Nigerian academic and nutritionist (born 1956)

Lilian Imuetinyan Salami (born 8 August 1956) is a Nigerian academic who was the vice-chancellor of the University of Benin between 2 December 2019 to 2 December 2024. She is the second female vice-chancellor of the university after Grace Alele-Williams in 1985. She was director-general/chief executive of the National Institute for Educational Planning and Administration (NIEPA), Ondo State, Nigeria.

A former dean, faculty of education at the University of Benin, Salami is a Fellow of the Nutrition Society of Nigeria and International Federation of Home Economics/Home Professional Association of Nigeria.

Salami is a professor of home economics/nutritional education and a member of the advisory council to the Oba of Benin, Omo N'Oba N'Edo, Ukukpolokpolo, Ogidigan, Oba Ewuare II.

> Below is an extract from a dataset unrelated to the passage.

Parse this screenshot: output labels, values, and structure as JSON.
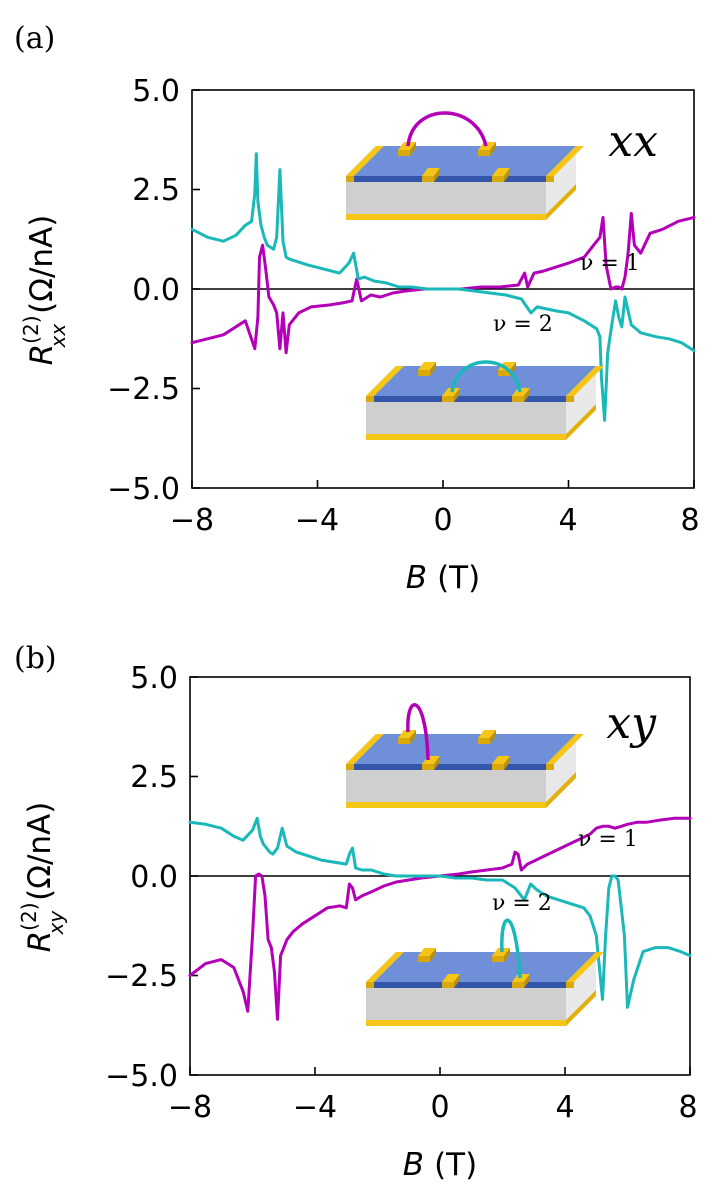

==Early life and education==

Salami was born in Jos, Nigeria. However, she is from Edo, specifically a Bini woman.
She began her early childhood education in Jos, Plateau State, but due to the Nigerian Civil War from 1967 to 1970 she went to secondary school in Edo State, where she earned a West African School Certificate (WASSCE) under the auspices of Baptist High School, Benin City.
She earned B.Sc. (Hons) home economics degree in 1972 and M.Sc. nutrition degree in 1982 at North Dakota State University, United States.
She was at the University of Wisconsin and the University of Minnesota for summer classes before transferring to North Dakota State University, where she later completed her studies after marrying in 1977. She returned home and worked with the National Youth Service Corps (NYSC), Benin City between 1983 and 1984.

She carried out post-graduate studies at the University of Nigeria from 1989, earning a Ph.D. in human nutrition in 1991. While lecturing at the University of Benin, she enrolled as a student there and earned a postgraduate diploma in education (PGDE) in 2001.

She took a post-doctorate degree at Vaal University of Technology, Vanderbijlpark in South Africa in 2005.

==Career==

Salami began her career with the University of Benin as a senior lecturer in 1994. Prior to her appointment with this institution, she had briefly taught at the then University of Ife, now Obafemi Awolowo University having completed her national youth service with the NYSC, Benin City in 1984. Subsequently, she lectured at the University of Maiduguri from 1985 to 1994.

She was head of department from 1996 to 1998 at the University of Benin and attained the status of a professor in 2005. Held administrative positions such as chairman of the board of University of Benin Integrated Enterprise, director of general studies, director of part-time programme, director-general/chief executive, National Institute for Educational Planning and Administration (NIEPA), Ondo State. Salami supervised over 15 Ph.D. and 40 master's degree students.

Salami has published articles in national and international journals, and has taught several courses within the scope of Home Economics and Nutrition.